Whether you see it to slip into a CGI-induced coma, or you want a big, fat dose of nostalgia, JURASSIC WORLD will likely dominate the box office this summer. JURASSIC PARK (1993) enthusiasts are in for one of two things: a white-knuckled ride or a big punch in the gag-reflex.

The world was floored by the realistic movements of the dinos in the original film — thanks to some FX geniuses — but this will be a whole new level of WHOA. I saw the trailer in 3-freaking-D before MAD MAX: FURY ROAD and it was pretty outrageous. I also came to this conclusion:

It’s going to have to be a real stinker to fail. Anytime they make a movie like this, the fans of the classic are either going to be running to the theater or boycotting on principle.
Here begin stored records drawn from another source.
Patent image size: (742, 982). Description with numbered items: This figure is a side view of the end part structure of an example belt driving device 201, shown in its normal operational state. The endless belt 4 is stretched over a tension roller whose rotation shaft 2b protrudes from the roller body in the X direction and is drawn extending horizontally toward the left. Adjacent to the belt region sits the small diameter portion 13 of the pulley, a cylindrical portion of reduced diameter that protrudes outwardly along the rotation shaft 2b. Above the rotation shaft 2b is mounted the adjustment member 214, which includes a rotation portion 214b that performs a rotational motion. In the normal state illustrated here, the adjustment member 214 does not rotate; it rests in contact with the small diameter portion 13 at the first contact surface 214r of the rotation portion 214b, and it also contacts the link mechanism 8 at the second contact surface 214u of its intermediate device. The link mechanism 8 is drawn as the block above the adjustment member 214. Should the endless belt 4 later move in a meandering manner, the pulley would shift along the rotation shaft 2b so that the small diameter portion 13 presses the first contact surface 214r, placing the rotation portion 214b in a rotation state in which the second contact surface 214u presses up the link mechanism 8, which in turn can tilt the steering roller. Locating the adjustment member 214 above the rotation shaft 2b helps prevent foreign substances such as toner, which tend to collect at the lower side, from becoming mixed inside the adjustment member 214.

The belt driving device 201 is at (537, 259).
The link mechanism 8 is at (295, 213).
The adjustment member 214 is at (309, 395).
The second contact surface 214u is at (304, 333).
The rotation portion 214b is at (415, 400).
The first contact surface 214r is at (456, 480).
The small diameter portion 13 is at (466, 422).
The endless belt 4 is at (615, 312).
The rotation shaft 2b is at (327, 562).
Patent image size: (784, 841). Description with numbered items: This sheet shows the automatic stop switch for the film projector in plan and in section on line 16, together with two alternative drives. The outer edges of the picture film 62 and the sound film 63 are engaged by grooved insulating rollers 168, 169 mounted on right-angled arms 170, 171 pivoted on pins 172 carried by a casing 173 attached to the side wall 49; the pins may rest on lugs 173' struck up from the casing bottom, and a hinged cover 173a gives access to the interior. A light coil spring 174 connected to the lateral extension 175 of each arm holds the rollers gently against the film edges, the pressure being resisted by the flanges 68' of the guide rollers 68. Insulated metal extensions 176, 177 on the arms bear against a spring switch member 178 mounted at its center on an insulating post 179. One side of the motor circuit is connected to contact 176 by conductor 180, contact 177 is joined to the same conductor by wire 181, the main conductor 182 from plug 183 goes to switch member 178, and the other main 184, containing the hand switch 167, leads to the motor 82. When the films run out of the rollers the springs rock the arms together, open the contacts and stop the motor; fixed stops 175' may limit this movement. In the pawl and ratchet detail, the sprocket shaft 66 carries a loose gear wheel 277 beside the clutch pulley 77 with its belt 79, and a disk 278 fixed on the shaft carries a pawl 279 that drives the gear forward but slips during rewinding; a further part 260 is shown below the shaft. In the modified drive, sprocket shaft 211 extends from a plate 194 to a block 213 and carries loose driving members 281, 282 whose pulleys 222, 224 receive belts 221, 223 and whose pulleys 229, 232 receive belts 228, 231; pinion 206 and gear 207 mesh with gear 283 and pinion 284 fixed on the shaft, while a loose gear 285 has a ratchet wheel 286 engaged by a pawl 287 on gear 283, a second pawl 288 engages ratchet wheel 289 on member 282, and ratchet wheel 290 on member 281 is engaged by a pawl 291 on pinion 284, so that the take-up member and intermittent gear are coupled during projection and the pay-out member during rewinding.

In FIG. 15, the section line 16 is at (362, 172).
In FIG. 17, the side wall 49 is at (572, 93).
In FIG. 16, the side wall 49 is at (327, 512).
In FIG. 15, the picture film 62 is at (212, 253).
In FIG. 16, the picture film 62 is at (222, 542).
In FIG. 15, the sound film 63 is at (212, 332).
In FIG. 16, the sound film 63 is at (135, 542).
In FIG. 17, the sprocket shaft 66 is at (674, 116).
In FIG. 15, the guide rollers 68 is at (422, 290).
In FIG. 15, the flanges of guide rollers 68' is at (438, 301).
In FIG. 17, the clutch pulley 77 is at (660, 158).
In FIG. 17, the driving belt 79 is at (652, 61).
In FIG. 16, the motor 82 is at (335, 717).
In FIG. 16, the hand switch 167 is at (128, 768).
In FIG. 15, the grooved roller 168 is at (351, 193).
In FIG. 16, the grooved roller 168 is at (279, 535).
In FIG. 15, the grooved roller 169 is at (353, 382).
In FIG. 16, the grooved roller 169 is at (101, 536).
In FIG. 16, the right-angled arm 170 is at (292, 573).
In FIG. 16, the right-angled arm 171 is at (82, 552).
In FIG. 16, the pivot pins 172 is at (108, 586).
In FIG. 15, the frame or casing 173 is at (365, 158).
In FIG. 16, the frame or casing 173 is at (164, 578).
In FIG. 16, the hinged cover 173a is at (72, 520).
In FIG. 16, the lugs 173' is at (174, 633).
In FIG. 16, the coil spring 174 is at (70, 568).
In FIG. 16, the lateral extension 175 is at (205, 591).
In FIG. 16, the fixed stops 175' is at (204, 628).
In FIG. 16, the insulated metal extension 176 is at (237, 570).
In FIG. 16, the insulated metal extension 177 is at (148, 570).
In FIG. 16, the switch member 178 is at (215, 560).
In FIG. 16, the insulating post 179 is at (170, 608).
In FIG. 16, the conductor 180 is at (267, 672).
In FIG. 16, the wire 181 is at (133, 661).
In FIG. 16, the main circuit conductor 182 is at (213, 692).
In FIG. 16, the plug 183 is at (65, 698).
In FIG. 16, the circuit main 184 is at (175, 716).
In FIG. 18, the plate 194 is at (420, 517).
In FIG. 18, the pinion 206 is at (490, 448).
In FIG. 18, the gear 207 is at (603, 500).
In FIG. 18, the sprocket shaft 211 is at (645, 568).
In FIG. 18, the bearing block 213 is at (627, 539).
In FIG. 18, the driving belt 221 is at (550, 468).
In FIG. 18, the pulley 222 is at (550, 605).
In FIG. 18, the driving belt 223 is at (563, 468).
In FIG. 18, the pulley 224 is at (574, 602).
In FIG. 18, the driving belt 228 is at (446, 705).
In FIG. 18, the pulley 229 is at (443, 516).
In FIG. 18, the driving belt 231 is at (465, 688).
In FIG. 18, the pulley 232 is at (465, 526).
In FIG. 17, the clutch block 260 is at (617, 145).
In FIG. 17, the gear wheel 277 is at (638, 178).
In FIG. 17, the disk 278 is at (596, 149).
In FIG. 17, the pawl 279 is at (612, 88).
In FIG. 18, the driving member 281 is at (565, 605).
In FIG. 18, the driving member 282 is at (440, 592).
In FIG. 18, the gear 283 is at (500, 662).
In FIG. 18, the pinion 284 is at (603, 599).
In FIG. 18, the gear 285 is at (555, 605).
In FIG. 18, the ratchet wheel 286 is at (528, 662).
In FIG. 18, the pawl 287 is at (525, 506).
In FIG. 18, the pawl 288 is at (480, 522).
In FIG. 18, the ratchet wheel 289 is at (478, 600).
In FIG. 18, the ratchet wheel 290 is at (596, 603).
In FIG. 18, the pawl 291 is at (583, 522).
In this case, the odds are ever in their favor.

Let’s look at all of the power factors we’ve got going here:

– Chris Pratt — Hollywood’s newest action hero
– Judy Greer — Hello and/or duh
– Soundtrack — Michael Giacchino and John Williams
– A giant gator eating a puny shark
– The inevitable use of the phrase, “Clever Girl”

Director Colin Trevorrow doesn’t have a tremendous amount of success under his belt. It’s probably safe to say that the semi-popular SAFETY NOT GUARANTEED (2012) was his biggest hit… UNTIL NOW.  JURASSIC WORLD could conceivably do for Trevorrow what JAWS did for JURASSIC PARK Spielberg.

The trailer I’ve posted isn’t in 3-freaking-D, but it’s still cool. They get so darn close to everybody’s favorite, “Clever Girl” but are most assuredly going to make us pay for that.

The 2 hour and 10 minute running time leads me to believe that somewhere, somehow it’s going to drag ass for a bit, but as long as Trevorrow focuses on dinosaurs eating things/people/other dinosaurs, we’re all in for a real treat.